Why did the Egret Cross the Road?
Author: admin
A Naif in the Forest by Darrell Berger
Wing Tips to Hiking Boots: Musings of a New, Full-Time Poconos Resident
Last week the Naif in the Forest was the Naif in Florida, but fear not, I have returned in time for the sub-zero weather. While basking in the very rainy but sixty degree grayness which locals described as “the worst weekend here in four years,” my wife and I enjoyed the Morikami Japanese Gardens in Delray Beach during a brief sunny interval. We saw a snowy egret walk very, very slowly across the path. He peered into the bush and stared for a long time, completely still.
Suddenly, he pierced his head into the bush and emerged with a wiggly lizard, desperate to escape.
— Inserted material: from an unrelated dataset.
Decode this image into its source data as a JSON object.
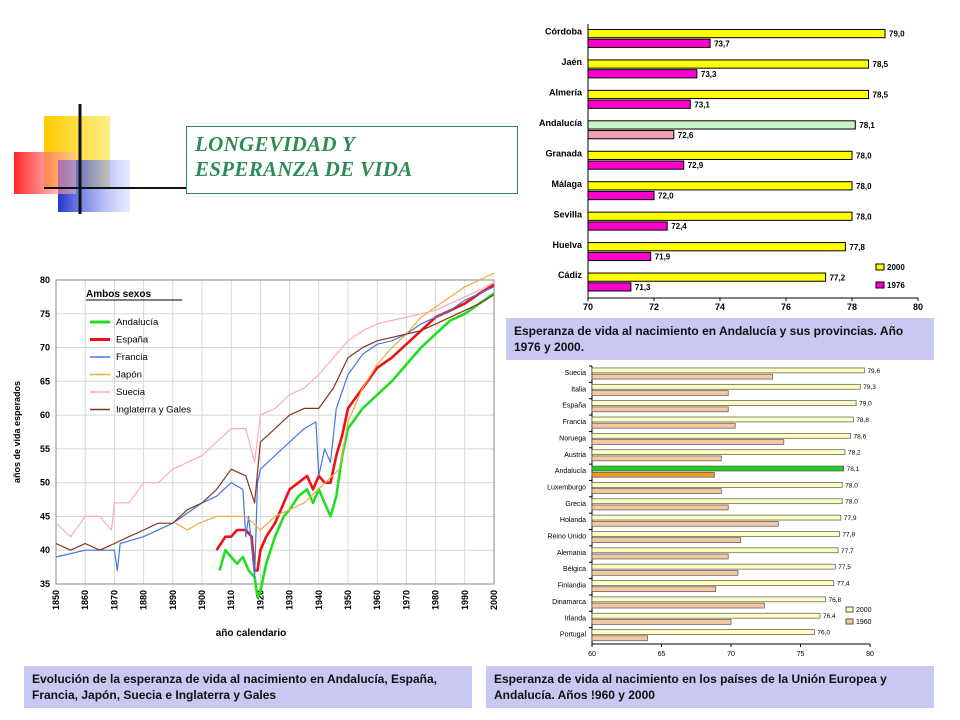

He turned his beak upward and the lizard gradually slid down and down, still wiggling. One could see his journey down the egret’s slim neck, wiggling no more. The reptile disappeared into the egret’s stomach. The bird then moved equally slowly to another bush and another lizard. Finally, he turned around and briefly stared right at me, before he returned to the side of the path I had first seen him. That stare, given what I had just observed, was terrifying.
As he stared at me I thought, “I’m really glad this bird isn’t eighty feet tall,” because if he were, I’d be headed for the fate of the lizards. I recalled that these guys had once been dinosaurs. Even T-Rex was only about 20 feet tall so I might not have been swallowed whole, but still.
Our stroll through the gardens was very meditative and restorative, except for that one incident of nature’s insistent brutality played out before my overactive imagination. We adjourned for lunch to the beautiful restaurant overlooking the gardens.
I ordered a bento box, a traditional Japanese lunch, including shrimp, salmon and chicken. In one lunch, without having to hunt, fish or kill, at least not directly, I devoured far more creatures than the hungry egret. My wife ordered the vegetarian alternative. I should have either done the same, or at least not have recoiled so from the gaze of the lizard-swallowing egret.